The Douglas Channel at dusk in Kitimat, B.C., in this Wednesday, Jan. 11, 2012 photo.THE CANADIAN PRESS/Darryl DyckDarryl Dyck/The Canadian Press

The Green Party is wrong to object to federal government research into the winds, waves, currents and depths on the shipping route eastward from the end of the Northern Gateway Pipeline that is proposed by Enbridge Inc. Surely it is better to know more than to know less.

Andrew Weaver, a Green MLA in British Columbia who is a well-known scientist, and Elizabeth May, the federal Green Leader, complain that the federal government is paying for research that Enbridge Inc. should be doing.

The waters and weather in the Douglas Channel and the Hecate Strait, off the coast of British Columbia, are undoubtedly difficult. The consequences of any spill of diluted bitumen from the Alberta oil sands – sometimes called "dilbit" – as distinct from conventional crude, need to be better understood. It is quite possible that the damage would be irreparable.

Enbridge presented its research and its conclusions about the safety of the oil tankers that would travel from the end of the pipeline, to the joint review panel of the National Energy Board assessing the project. The panel has heard final arguments and is expected to report its findings to the government in December.

Regulatory board hearings such as the one on the Gateway pipeline are inevitably to some degree adversarial. Enbridge, needless to say, has an economic interest in the outcome. In the nature of things, the company is not a neutral party.

The "complementary measures project" commissioned by the government, as part of a wide-ranging tanker-safety project, could indeed complement the evidence presented to the panel by Enbridge and the other parties that took part in the hearing.

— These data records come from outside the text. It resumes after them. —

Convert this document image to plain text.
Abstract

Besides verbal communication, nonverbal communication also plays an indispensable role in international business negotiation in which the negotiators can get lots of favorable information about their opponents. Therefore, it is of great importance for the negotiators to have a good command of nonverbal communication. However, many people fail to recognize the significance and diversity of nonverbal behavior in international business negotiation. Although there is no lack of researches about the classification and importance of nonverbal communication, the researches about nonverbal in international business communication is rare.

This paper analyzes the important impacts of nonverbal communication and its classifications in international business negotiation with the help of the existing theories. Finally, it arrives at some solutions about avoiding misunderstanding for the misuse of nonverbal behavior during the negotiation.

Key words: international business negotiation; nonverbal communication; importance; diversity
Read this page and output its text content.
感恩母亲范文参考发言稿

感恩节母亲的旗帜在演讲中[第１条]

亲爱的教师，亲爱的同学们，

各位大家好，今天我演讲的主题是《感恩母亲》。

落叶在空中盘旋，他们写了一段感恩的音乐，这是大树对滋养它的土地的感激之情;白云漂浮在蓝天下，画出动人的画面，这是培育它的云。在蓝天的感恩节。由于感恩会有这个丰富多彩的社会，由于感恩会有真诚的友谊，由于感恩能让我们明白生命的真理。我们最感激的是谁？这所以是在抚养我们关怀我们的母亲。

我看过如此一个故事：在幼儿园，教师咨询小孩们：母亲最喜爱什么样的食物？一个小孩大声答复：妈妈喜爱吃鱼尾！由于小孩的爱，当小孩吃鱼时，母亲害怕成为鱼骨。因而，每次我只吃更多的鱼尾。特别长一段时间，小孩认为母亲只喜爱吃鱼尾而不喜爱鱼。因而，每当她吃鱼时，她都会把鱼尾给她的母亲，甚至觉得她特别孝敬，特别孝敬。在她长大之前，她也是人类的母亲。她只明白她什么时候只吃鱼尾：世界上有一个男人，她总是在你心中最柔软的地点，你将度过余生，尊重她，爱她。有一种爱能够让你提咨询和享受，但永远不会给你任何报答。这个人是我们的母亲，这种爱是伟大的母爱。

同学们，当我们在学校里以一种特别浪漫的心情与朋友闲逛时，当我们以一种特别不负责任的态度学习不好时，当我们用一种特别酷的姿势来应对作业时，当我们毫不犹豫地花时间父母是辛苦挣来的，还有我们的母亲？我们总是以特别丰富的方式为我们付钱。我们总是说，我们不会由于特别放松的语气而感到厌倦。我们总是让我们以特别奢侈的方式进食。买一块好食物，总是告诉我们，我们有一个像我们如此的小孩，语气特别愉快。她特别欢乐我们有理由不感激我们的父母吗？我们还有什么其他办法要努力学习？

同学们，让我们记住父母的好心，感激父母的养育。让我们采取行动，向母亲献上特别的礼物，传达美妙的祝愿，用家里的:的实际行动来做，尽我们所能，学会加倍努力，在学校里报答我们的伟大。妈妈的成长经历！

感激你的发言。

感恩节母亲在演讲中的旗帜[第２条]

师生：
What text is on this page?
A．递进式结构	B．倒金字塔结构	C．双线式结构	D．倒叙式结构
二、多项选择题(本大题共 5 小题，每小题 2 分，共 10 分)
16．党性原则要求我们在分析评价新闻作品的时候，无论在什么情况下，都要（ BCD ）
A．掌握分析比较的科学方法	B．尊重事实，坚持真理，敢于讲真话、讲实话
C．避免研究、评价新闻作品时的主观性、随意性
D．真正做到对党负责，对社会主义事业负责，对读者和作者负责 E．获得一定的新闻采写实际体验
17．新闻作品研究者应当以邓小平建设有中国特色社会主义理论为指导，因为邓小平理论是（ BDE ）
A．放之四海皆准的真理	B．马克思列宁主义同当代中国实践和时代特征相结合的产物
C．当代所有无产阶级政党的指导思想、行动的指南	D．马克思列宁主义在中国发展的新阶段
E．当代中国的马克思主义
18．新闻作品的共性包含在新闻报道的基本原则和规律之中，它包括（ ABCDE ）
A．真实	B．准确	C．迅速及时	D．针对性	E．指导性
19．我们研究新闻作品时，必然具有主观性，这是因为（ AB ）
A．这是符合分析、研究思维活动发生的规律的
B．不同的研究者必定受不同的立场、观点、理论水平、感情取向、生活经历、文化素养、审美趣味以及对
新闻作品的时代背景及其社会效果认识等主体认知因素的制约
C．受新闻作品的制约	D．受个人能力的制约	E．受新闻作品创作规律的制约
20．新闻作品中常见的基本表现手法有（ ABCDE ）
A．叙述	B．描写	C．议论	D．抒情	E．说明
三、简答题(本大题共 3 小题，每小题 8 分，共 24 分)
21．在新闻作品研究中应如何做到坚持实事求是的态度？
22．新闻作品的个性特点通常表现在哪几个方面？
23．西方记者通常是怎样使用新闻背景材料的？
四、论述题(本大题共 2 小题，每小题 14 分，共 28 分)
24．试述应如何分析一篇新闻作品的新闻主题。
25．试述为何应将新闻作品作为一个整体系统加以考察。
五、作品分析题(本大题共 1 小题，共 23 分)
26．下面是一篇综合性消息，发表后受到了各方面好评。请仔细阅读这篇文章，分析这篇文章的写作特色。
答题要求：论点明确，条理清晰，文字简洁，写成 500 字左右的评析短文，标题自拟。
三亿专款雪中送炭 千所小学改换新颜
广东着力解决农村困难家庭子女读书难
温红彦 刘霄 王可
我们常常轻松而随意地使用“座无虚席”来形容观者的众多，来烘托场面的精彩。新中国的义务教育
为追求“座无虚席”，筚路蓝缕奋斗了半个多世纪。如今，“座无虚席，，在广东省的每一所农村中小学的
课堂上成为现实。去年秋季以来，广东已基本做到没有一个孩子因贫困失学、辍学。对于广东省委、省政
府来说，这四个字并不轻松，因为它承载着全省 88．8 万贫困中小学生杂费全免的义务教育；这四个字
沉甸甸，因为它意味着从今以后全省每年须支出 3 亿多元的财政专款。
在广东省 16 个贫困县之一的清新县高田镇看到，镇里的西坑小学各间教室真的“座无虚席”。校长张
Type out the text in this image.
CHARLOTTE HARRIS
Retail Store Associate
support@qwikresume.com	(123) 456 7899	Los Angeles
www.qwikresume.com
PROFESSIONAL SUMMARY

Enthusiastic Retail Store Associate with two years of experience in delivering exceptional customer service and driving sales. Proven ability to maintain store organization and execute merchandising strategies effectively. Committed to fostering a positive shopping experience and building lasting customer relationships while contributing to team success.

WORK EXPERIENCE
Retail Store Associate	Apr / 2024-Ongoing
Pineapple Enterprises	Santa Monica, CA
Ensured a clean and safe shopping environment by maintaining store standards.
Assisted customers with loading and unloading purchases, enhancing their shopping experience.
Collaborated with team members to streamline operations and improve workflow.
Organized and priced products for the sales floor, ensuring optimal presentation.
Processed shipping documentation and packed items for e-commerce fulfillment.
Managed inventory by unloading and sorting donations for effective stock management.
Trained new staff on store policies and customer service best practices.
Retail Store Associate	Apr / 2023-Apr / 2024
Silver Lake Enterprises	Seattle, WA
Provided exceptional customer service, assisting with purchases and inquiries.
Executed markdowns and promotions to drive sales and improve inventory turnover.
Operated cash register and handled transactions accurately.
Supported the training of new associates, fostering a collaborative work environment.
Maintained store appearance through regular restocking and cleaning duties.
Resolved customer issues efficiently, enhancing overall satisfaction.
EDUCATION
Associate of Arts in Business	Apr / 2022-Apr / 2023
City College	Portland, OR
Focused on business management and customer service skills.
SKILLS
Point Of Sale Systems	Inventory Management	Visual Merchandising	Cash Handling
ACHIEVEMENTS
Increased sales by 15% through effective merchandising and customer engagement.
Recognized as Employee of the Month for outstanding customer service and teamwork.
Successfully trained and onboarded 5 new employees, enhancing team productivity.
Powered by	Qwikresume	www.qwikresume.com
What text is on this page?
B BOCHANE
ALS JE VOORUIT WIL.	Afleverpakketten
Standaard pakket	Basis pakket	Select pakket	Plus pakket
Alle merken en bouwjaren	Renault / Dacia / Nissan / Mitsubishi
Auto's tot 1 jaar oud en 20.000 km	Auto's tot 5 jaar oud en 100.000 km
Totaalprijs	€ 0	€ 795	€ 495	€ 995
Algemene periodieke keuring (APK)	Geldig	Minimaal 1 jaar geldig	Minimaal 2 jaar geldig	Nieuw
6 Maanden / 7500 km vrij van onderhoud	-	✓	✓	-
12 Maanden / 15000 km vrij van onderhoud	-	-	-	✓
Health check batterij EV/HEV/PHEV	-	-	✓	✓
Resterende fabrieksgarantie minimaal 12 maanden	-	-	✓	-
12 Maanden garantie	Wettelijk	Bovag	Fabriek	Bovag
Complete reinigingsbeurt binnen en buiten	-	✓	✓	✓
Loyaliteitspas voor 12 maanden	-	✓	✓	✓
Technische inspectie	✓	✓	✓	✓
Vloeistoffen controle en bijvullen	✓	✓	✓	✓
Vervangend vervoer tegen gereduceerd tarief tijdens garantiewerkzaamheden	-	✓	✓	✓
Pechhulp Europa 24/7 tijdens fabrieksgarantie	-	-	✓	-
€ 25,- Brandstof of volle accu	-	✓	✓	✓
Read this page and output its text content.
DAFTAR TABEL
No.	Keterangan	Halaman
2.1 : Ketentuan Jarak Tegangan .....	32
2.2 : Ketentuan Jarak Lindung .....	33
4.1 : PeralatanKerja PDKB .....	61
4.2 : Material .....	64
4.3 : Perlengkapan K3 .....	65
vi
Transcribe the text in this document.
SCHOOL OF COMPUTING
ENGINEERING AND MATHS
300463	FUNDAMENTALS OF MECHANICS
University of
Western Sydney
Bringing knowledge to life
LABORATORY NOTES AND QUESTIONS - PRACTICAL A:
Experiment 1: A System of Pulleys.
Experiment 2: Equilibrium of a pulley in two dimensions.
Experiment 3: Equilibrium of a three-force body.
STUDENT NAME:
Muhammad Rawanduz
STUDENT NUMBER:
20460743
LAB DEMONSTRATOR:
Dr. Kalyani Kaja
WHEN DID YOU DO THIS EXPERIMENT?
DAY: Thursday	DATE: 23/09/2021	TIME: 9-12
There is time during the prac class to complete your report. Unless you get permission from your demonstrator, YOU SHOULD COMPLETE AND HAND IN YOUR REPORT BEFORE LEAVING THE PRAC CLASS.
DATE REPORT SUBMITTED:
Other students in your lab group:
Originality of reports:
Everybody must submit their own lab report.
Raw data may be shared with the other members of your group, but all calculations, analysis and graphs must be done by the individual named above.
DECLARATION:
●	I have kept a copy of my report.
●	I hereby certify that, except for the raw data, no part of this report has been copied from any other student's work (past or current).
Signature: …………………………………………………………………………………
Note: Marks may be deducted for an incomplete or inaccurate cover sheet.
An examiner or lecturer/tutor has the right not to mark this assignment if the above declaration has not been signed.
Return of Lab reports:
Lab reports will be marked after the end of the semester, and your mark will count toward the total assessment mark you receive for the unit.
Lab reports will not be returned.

Mr. Weaver and Ms. May were quite right to point out a passage in a submission to the Treasury Board, saying, "Behaviour models specific to dilbit spills do not exist, and existing commercial models for conventional oil do not allow parameter-specific modifications." That is all the more reason for research that can create just such models.

The scientists working on this project should not be assumed to be biased, merely because the federal government has hired them.

Whether or not the Northern Gateway pipeline is built, the export of Canadian oil and gas overseas has very important potential for the Canadian economy. Its risks, as well as its rewards, should be understood.